Isaiah saw God upon His throne and seraphim before that throne.
With one pair of wings they covered their faces. With another pair they covered their feet. And with one pair they flew through the heavens. But what interests us more particularly at the moment is that they cry, “Holy, holy, holy is the Lord of hosts: the whole earth is full of His glory.” Isaiah 6:1-3.
What a beautiful picture! What a God-glorifying picture! What an example of humility! What an indictment upon so much that is actually practiced by men upon the “whole earth”!
Do you agree with the seraphim?
Listen to the conversation of men round about you. Listen carefully to your own speech. Observe whether you cover your face and figuratively stop your ears or absorb and remain untouched by the blasphemy, the cursing, the swearing wherein God’s name is taken in vain, before you answer the question as to whether or not you agree with the seraphim that holy, holy, holy is the Lord God of hosts!
It is rather difficult to say and prove the point that we live in a day and age when God’s name is taken in vain more widely and boldly than ever before. We have lived only in this age, and the writings of men, their published works, do not necessarily reflect with accuracy what the common man spoke on the street, in private and in his conversation with others. One thing has become evident in the life span of the generation to which the undersigned belongs: whereas formerly an evil word, a word that then was considered objectionable and liable to be branded as cursing and swearing was present only by its first letter to be followed with a blank space, today it is spelled out in full and appears in what formerly were considered refined and cultured writings. Radio and television still have their restraints so as not to offend the public. But God’s name is not lifted with reverence today in many circles. It is not handled with the care demanded and revealed in Holy Writ. And the tragedy of it all is that the ears of the believers in God’s church become calloused so that the daily hearing of it does not pierce our souls as it once did and always ought to do.
Yet the third commandment is plain: Thou shalt not take the name of the Lord Thy God in vain. The commandment deals with God’s name and the vain, empty use of that name. It warns us that using the name of God for any other reason than those for which He gave it, that lifting it up and taking it upon our lips for our own carnal benefit is an act of hating Him and that He, the jealous God will most assuredly visit this act of hatred with the everlasting punishment of hell! In His fear we will handle His name with care, yea with tender loving care!

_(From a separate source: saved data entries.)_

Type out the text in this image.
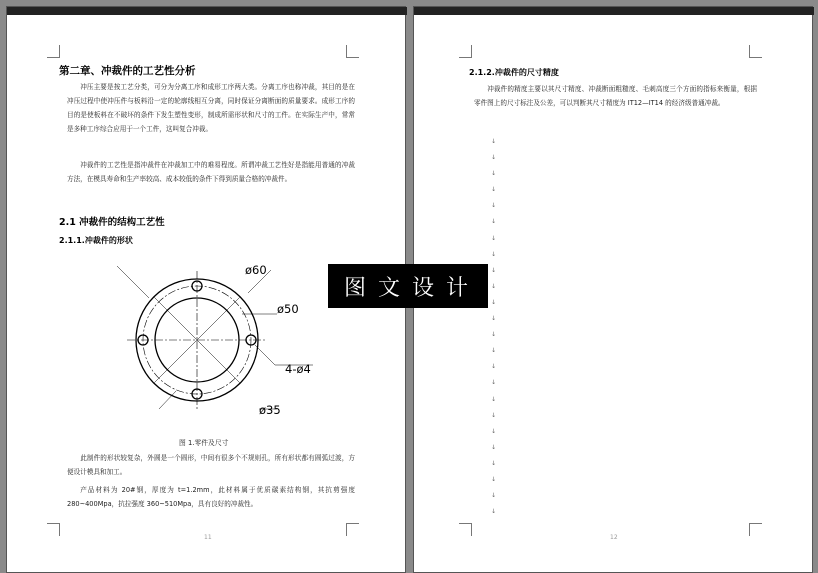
第二章、冲裁件的工艺性分析

冲压主要是按工艺分类，可分为分离工序和成形工序两大类。分离工序也称冲裁，其目的是在冲压过程中使冲压件与板料沿一定的轮廓线相互分离，同时保证分离断面的质量要求。成形工序的目的是使板料在不破坏的条件下发生塑性变形，制成所需形状和尺寸的工件。在实际生产中，常常是多种工序综合应用于一个工件，这叫复合冲裁。

冲裁件的工艺性是指冲裁件在冲裁加工中的难易程度。所谓冲裁工艺性好是指能用普通的冲裁方法，在模具寿命和生产率较高、成本较低的条件下得到质量合格的冲裁件。

2.1 冲裁件的结构工艺性
2.1.1.冲裁件的形状
ø60
ø50
4-ø4
ø35
图 1.零件及尺寸

此制件的形状较复杂，外圆是一个圆形，中间有很多个不规则孔，所有形状都有圆弧过渡，方便设计模具和加工。

产品材料为 20#钢，厚度为 t=1.2mm，此材料属于优质碳素结构钢，其抗剪强度 280~400Mpa，抗拉强度 360~510Mpa，具有良好的冲裁性。

11
2.1.2.冲裁件的尺寸精度

冲裁件的精度主要以其尺寸精度、冲裁断面粗糙度、毛刺高度三个方面的指标来衡量，根据零件图上的尺寸标注及公差，可以判断其尺寸精度为 IT12—IT14 的经济级普通冲裁。

↓
↓
↓
↓
↓
↓
↓
↓
↓
↓
↓
↓
↓
↓
↓
↓
↓
↓
↓
↓
↓
↓
↓
↓
12
图文设计
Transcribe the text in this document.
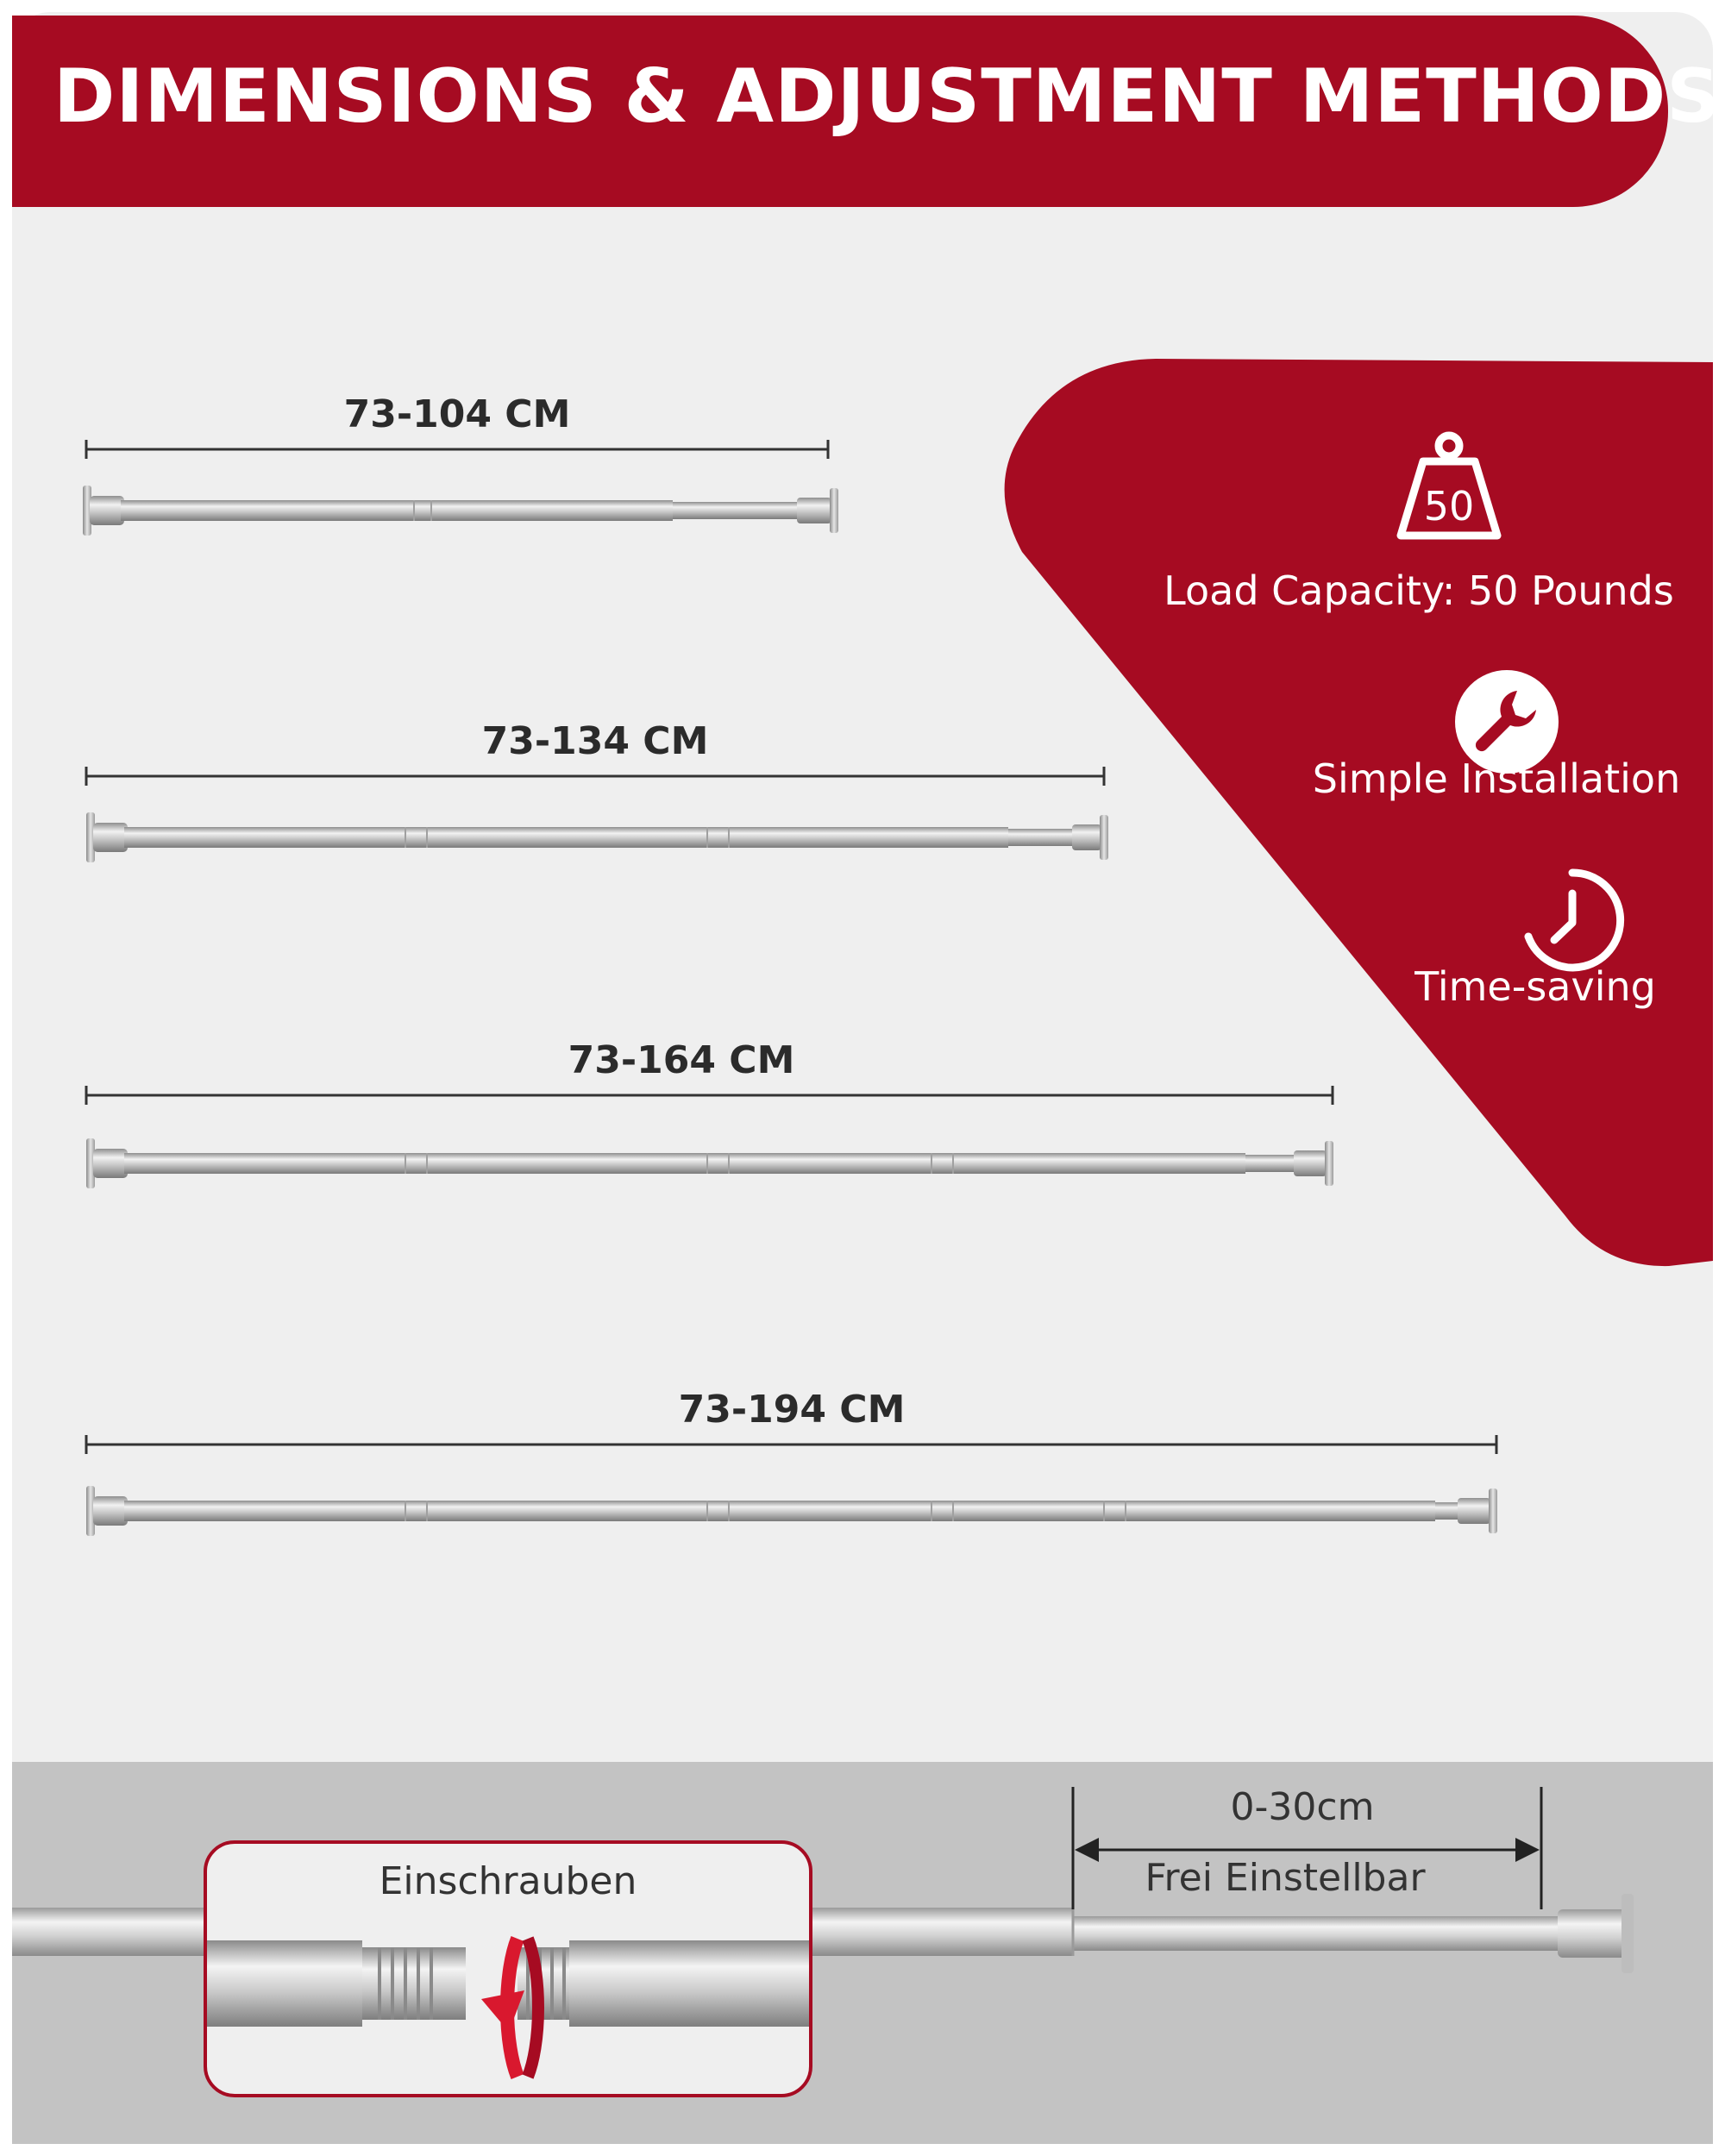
DIMENSIONS & ADJUSTMENT METHODS
73-104 CM
73-134 CM
73-164 CM
73-194 CM
50
Load Capacity: 50 Pounds
Simple Installation
Time-saving
Einschrauben
0-30cm
Frei Einstellbar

When you mention a person’s name you touch him. You can mention sin after sin, heap ridicule upon ridicule upon an action and present a deed as utterly foolish without hurting anyone. But the moment you mention one’s name in connection with such actions, you have touched that person and hurt him. David could allow Nathan, the prophet, to present the case of a selfish and thieving rich man who took the one little lamb from his neighbor, which was this neighbor’s sole possession, to feast a guest that had come to his house. David could become furious at such injustice. But when Nathan said to David, “Thou art the man”, he touched him; and all that evil came to rest on David’s head. The same, of course, is true from the other point of view. By the mentioning of a name, a person is designated to a place of honor, and you have touched him pleasantly. The seraphim do that when they cry, “Holy, holy, holy is the Lord of hosts: the whole earth is full of His glory.” May that be the way in which we use His name!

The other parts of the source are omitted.